Geopolítica, a nova ordem mundial, nasce com opções concretas. Diante da desordem e do clima de desconfiança produzidos pela Casa Branca. A forma abrupta como os americanos trataram velhos parceiros comerciais enseja janelas de oportunidade. Provocadas pela elevada tarifação fixada unilateralmente no Salão Oval.
O Brasil tem capacidade de superar tal cenário áspero. Primeiro, porque as exportações brasileiras para os EUA alcançam apenas 12% do total exportado. Em segundo lugar, porque a tarifa média que o Brasil impõe às importações estrangeiras está acima dos valores praticados mundialmente. Por causa da força política da FIESP. Para proteger a indústria paulista. Está na hora de baixar as tarifas aplicadas aos produtos vindos do exterior. Para dar maior competitividade aos produtos brasileiros.
Agora, é preciso adotar visão estratégica diante do tarifaço. Modulando a ação do Brasil no curto e no médio prazo. No curto prazo, apoiando as empresas a ajustarem a operação de seus negócios no exterior. No médio prazo, definindo novos espaços comerciais. No contexto dos blocos econômicos que serão os filtros de negócios.

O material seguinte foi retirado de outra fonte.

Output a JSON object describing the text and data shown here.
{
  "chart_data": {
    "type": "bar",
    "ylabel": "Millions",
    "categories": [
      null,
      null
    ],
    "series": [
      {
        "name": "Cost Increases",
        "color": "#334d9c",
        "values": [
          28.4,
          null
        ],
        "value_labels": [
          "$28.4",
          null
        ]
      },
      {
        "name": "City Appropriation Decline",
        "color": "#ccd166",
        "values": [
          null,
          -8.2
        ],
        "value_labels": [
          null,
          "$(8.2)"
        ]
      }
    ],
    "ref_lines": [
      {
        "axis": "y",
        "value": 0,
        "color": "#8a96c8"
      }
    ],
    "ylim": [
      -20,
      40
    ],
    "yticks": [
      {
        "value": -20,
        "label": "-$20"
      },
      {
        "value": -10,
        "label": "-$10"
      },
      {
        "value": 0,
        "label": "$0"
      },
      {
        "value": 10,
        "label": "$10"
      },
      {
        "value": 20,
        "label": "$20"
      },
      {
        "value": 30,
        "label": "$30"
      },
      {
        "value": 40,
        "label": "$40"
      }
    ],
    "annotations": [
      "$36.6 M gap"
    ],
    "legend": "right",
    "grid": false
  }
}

O mundo contemporâneo está fragmentado em guerras. Falta ao plano decisório uma grande liderança moral. Que inspire coragem para estabelecer horizontes. O que se passa nos EUA é uma tragédia americana. A propósito, lembro de notável poeta nascido no Missouri, em 1888, chamado Thomas Stearns Eliot. Num dos coros de seu poema, A Rocha, ele indaga: “Onde está a sabedoria que perdemos no conhecimento?”. A soberba engoliu a trilha civilizatória.